El intervencionismo resulta, ante un bien público que debe preservar un derecho constitucional, inevitable. Mercado y regulación pública no es necesario que se confronten, podrían ir de la mano en la medida que el ámbito privado entendiera que esta es una actividad en la que es legítimo un cierto margen de beneficio empresarial, pero que no es lugar para lucrarse de manera inmisericorde.

El mensaje está lanzado, pero afrontar del todo el problema requiere de medidas políticas y legales que garanticen construcción de viviendas de compra y alquiler a precios tasados, poner en juego más suelo público y privado para aumentar notablemente el actual parque de viviendas, lo cual contraería tanto precios de compra como de alquiler y, sobre todo, acabar con el impacto especulativo brutal de los apartamentos turísticos.

La vivienda convertida en recurso de especulación turística no debe tener cabida en la ciudad si se quiere que esta haga una función urbana en la que se pueda vivir y no de parque temático para viajeros low cost. Para los visitantes existe un recuso adecuado como es la oferta hotelera, esta es justamente su función.

Quizás ha resultado sorprendente la reacción de la izquierda de la izquierda en todo esto. Pareciera que acusan al ayuntamiento de haberles dejado sin el juguete de la movilización por la Casa Orsola, de haberlo resuelto sin negociarlo con ellos.

Entiendo que lo que aquí se disputa es el protagonismo con relación al caliente y estratégico políticamente tema de la vivienda que el mundo de los comunes o de Sumar reclama como una cuestión propia.

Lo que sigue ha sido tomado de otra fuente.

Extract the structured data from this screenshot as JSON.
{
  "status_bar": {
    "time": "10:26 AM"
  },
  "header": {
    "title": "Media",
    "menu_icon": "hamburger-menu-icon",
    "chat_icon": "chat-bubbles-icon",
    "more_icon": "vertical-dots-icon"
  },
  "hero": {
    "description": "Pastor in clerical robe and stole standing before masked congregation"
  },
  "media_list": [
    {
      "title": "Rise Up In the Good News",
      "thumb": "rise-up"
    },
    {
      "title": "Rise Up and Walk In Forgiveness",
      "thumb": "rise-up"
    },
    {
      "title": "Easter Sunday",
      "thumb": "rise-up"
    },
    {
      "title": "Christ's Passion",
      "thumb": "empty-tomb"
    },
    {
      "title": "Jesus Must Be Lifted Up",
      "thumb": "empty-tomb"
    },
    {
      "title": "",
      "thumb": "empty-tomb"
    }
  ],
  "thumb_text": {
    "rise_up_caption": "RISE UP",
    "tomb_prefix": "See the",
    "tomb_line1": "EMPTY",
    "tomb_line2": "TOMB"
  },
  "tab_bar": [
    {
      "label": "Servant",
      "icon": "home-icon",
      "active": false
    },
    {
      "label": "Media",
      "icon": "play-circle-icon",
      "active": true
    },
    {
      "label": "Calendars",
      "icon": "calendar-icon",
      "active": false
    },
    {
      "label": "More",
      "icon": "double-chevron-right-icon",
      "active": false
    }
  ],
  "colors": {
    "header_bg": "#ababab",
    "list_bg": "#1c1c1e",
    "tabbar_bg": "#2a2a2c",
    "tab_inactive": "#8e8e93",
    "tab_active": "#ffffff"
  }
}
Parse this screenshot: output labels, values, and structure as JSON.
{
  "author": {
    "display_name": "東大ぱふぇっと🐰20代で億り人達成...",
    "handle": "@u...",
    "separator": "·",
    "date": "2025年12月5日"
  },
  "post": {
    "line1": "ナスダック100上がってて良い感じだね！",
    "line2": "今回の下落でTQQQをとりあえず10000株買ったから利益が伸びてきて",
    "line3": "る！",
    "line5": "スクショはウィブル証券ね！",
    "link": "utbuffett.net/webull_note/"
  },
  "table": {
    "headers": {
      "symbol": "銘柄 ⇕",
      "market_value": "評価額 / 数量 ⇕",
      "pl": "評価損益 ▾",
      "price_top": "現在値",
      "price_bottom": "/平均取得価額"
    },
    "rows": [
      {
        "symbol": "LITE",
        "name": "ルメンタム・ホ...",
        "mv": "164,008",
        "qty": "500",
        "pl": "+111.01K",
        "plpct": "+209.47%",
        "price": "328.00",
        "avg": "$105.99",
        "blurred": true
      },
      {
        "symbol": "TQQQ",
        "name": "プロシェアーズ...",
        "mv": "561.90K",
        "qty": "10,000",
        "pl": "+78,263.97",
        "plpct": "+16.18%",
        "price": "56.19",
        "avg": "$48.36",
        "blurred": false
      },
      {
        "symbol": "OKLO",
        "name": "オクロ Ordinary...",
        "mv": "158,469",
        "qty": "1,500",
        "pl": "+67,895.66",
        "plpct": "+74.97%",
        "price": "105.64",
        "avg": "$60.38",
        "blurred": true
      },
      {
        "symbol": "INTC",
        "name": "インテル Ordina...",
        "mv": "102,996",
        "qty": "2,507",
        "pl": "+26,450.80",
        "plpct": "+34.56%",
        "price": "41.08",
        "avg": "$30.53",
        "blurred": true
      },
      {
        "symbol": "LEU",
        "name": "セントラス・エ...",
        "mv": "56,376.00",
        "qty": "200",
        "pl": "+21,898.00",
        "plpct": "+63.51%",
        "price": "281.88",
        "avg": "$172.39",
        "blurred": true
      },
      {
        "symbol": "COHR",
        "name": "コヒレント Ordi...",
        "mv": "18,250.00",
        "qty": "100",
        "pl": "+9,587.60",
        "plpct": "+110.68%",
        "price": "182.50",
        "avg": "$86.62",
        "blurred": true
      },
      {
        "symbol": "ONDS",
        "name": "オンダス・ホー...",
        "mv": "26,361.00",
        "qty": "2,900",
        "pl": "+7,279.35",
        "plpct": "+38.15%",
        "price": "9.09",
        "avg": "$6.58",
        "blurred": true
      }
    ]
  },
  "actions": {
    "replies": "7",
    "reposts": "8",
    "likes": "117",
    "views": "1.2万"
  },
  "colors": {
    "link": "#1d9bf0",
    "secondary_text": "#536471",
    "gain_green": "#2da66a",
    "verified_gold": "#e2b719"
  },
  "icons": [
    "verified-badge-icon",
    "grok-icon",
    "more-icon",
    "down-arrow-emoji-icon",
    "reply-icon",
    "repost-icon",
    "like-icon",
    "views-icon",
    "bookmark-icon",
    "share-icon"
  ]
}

Su electorado de clases medias es muy sensible a ello. Tienen derecho a intentar influir sobre las soluciones y, probablemente, puedan aportar ideas a un negociado en el que las buenas intenciones y lo que parece ideal sobre el papel acabe por funcionar en la realidad.

Pero la llamada extrema izquierda -que en realidad no lo es tanto- debería asumir que el gobierno en Barcelona y Catalunya lo tiene el PSC y que, en realidad, ellos se negaron a incorporarse para evitar el desgaste.

Así pues, espero que, escuchando a todo el mundo, a quienes les toca decidir es a los socialistas. Para que las decisiones sean adecuadas, las críticas desde fuera pueden ayudar para mejorar, siempre y cuando no sean infantiles y no tengan el olor a cuerno quemado.